Na obra, uma adaptação de The Drowsy Chaperone (1998), uma personagem conhecida como O Homem da Poltrona faz do público confidente de sua relação dúbias de amor e ódio com o teatro enquanto revisita o espetáculo mais importante de sua infância através de um LP recheado a saudosismo.

Ivan Parente como O Homem da Poltrona em A Madrinha Embriagada | Foto: Caio Gallucci

“Foi minha retomada na carreira de musicais em São Paulo”, conta o ator que, antes, havia feito uma ponta na segunda montagem brasileira do clássico Hello, Dolly! (2012), protagonizado por Marília Pêra (1943 – 2015) após ter construído sólida carreira no teatro carioca como um dos principais componentes da companhia teatral do diretor e produtor argentino (radicado há 30 anos no Brasil) Billy Bond.

“O Miguel [Falabella] ficava puto, porque ele queria que eu voltasse para São Paulo, queria que eu fizesse esse teatro musical, e ele foi muito importante no meu retorno”, diz o artista que se descobriu ator pelas mãos do diretor e multiartista carioca. “Ele foi ver a primeira montagem de Os Miseráveis (2001), e queria todo o elenco nas audições do musical que ele ia montar, o Godspell (2002).
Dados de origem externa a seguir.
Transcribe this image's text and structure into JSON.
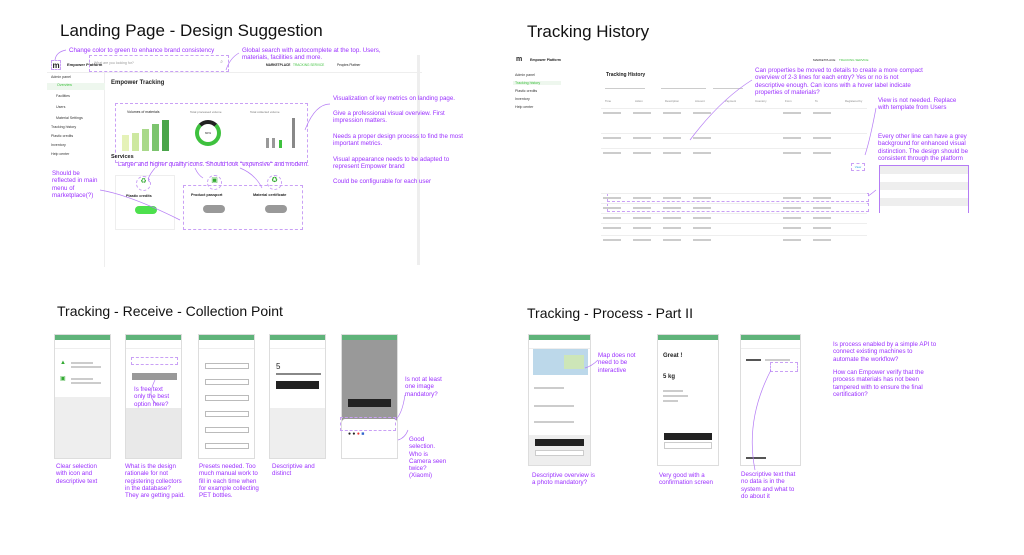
{
  "sections": {
    "landing": {
      "title": "Landing Page - Design Suggestion"
    },
    "history": {
      "title": "Tracking History"
    },
    "receive": {
      "title": "Tracking - Receive - Collection Point"
    },
    "process": {
      "title": "Tracking - Process - Part II"
    }
  },
  "landing": {
    "brand": "Empower Platform",
    "search_placeholder": "What are you looking for?",
    "nav_marketplace": "MARKETPLACE",
    "nav_tracking": "TRACKING SERVICE",
    "user": "Peoples Plattner",
    "sidebar": [
      "Admin panel",
      "Overview",
      "Facilities",
      "Users",
      "Material Settings",
      "Tracking history",
      "Plastic credits",
      "Inventory",
      "Help center"
    ],
    "page_title": "Empower Tracking",
    "cards": [
      "Volumes of materials",
      "Total processed volume",
      "Total collected volume"
    ],
    "donut_label": "60%",
    "services_title": "Services",
    "services": [
      "Plastic credits",
      "Product passport",
      "Material certificate"
    ],
    "bars": [
      35,
      40,
      50,
      60,
      68
    ],
    "notes": {
      "color": "Change color to green to enhance brand consistency",
      "search": "Global search with autocomplete at the top. Users, materials, facilities and more.",
      "metrics1": "Visualization of key metrics on landing page.",
      "metrics2": "Give a professional visual overview. First impression matters.",
      "metrics3": "Needs a proper design process to find the most important metrics.",
      "metrics4": "Visual appearance needs to be adapted to represent Empower brand",
      "metrics5": "Could be configurable for each user",
      "icons": "Larger and higher quality icons. Should look \"expensive\" and modern.",
      "menu": "Should be reflected in main menu of marketplace(?)"
    }
  },
  "history": {
    "page_title": "Tracking History",
    "sidebar": [
      "Admin panel",
      "Tracking history",
      "Plastic credits",
      "Inventory",
      "Help center"
    ],
    "columns": [
      "Time",
      "Action",
      "Description",
      "Amount",
      "Payment",
      "Inventory",
      "From",
      "To",
      "Registered by"
    ],
    "view_label": "View",
    "notes": {
      "compact": "Can properties be moved to details to create a more compact overview of 2-3 lines for each entry? Yes or no is not descriptive enough. Can icons with a hover label indicate properties of materials?",
      "view": "View is not needed. Replace with template from Users",
      "grey": "Every other line can have a grey background for enhanced visual distinction. The design should be consistent through the platform"
    }
  },
  "receive": {
    "notes": [
      "Clear selection with icon and descriptive text",
      "What is the design rationale for not registering collectors in the database? They are getting paid.",
      "Presets needed. Too much manual work to fill in each time when for example collecting PET bottles.",
      "Descriptive and distinct",
      "Good selection. Who is Camera seen twice? (Xiaomi)"
    ],
    "free_text_note": "Is free text only the best option here?",
    "image_note": "Is not at least one image mandatory?",
    "weight_value": "5"
  },
  "process": {
    "great": "Great !",
    "processed": "5 kg",
    "notes": {
      "map": "Map does not need to be interactive",
      "overview": "Descriptive overview is a photo mandatory?",
      "confirm": "Very good with a confirmation screen",
      "nodata": "Descriptive text that no data is in the system and what to do about it",
      "api": "Is process enabled by a simple API to connect existing machines to automate the  workflow?",
      "verify": "How can Empower verify that the process materials has not been tampered with to ensure the final certification?"
    }
  },
  "colors": {
    "annotation": "#9b30ff",
    "brand_green": "#3ec13e",
    "status_bar": "#5fb37a"
  }
}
Foi pelas mãos do Miguel que eu descobri que não era apenas um cantor, mas também um ator que se comunicava com a plateia, conseguia fazer rir e chorar, foi uma experiência incrível”, relembra.
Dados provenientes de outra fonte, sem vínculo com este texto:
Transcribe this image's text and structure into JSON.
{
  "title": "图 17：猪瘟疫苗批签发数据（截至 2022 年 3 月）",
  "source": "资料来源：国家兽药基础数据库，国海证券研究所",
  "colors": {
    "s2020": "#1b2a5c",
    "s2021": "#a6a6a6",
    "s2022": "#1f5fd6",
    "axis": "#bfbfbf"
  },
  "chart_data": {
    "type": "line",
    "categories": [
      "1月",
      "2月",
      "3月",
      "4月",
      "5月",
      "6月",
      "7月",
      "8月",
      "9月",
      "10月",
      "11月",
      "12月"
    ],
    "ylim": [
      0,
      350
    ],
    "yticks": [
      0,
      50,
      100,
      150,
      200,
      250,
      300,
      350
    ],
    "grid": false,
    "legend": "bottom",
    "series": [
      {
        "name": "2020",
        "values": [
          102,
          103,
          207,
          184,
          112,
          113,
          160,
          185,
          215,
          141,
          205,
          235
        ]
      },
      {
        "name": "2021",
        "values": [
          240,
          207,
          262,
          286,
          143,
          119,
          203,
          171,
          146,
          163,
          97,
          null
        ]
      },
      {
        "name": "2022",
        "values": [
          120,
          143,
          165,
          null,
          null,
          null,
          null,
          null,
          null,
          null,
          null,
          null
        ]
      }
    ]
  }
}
O Homem da Poltrona em A Madrinha Embriagada foi, então, apenas a confirmação da vocação de Ivan Parente como um dos melhores atores de sua geração que, indicado ao Prêmio Bibi Ferreira seguidas vezes, conquistou espaço e prestígio no meio, o que o levou a outras áreas do ofício de ator.
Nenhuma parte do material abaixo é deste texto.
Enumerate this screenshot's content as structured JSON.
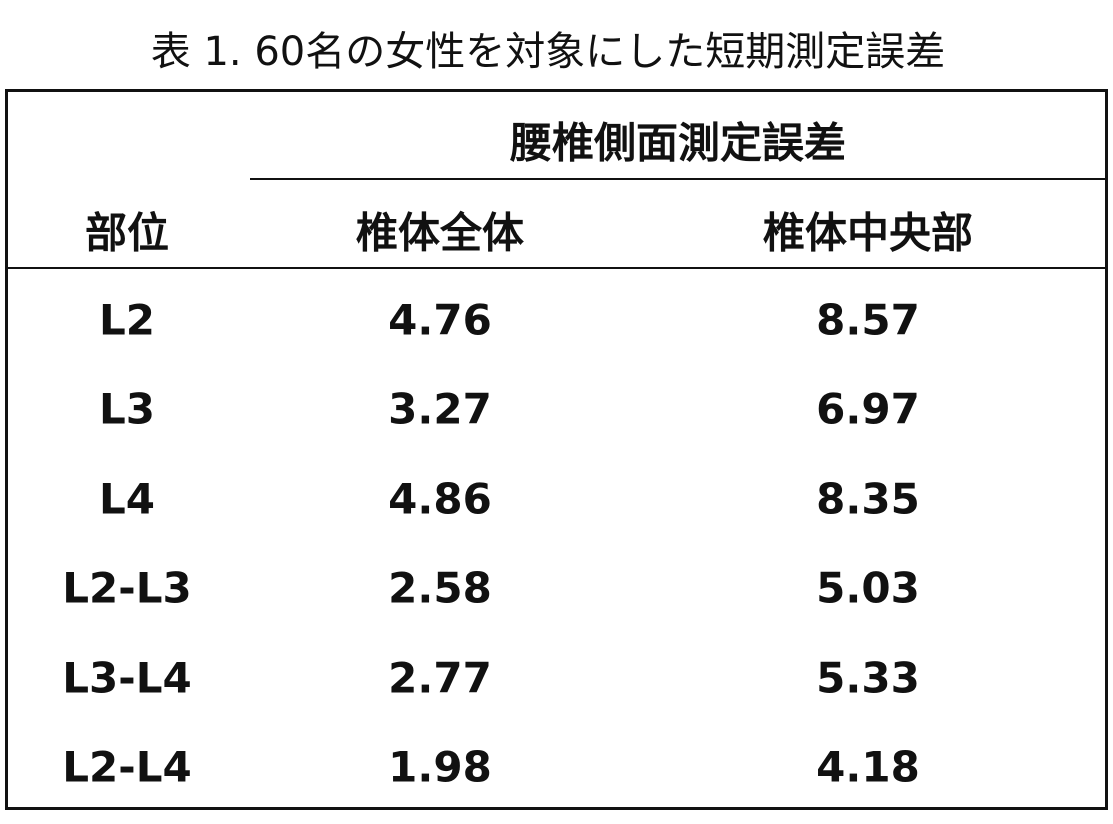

Após A Madrinha Embriagada, Parente emendou papéis marcantes em espetáculos como O Homem de La Mancha, Mulheres à Beira de um Ataque de Nervos (2016) e a consagração teatral na pele do trambiqueiro Thénardier na segunda versão de Os Miseráveis, em 2017, que lhe rendeu seu primeiro Bibi Ferreira como ator coadjuvante, numa performance que levou a crítica a raros elogios unânimes.

Ivan Parente como Thénardier em Les Misérables |Foto: Divulgação

“Fico sempre muito lisonjeado, porque é um trabalho de muito tempo. Desde 1996 eu não lembro de algum ano não ter estado em cartaz. Faz 23 anos que eu estou em cena, então esse reconhecimento é ótimo”, diz.

Sem jamais se considerar apenas um ator, Parente gosta de se ver como um artista com múltiplas possibilidades. Duas delas ganharam mais visibilidade nos últimos anos. A faceta dublador, por exemplo, o levou a personagens icônicas, como o mordomo francês transformado em candelabro, Lumiére, na live-action de A Bela e a Fera (2017), e o icônico suricato Timão, na versão live-action de O Rei Leão (2019).

“Eu não sou um ator de teatro musical, eu sou um artista. Olha a Beyoncé, o Ewan McGregor, eles são artistas, eles podem dublar, então por que eu não posso?”, questiona o ator, que encontrou também certa resistência da própria classe quando assumiu o papel do bedel Lindomar, na novela As Aventuras de Poliana, exibida pelo SBT desde 2018 e que deve ganhar prorrogação da temporada por mais um ano.

“Muitas pessoas me torceram o nariz quando souberam que eu faria uma novela, sabe? Me perguntavam se eu iria deixar de fazer musicais. Claro que não, por que uma coisa impede a outra?”. Contudo, o ator enxerga sim certo preconceito de parcela da classe teatral para com atores do teatro musical.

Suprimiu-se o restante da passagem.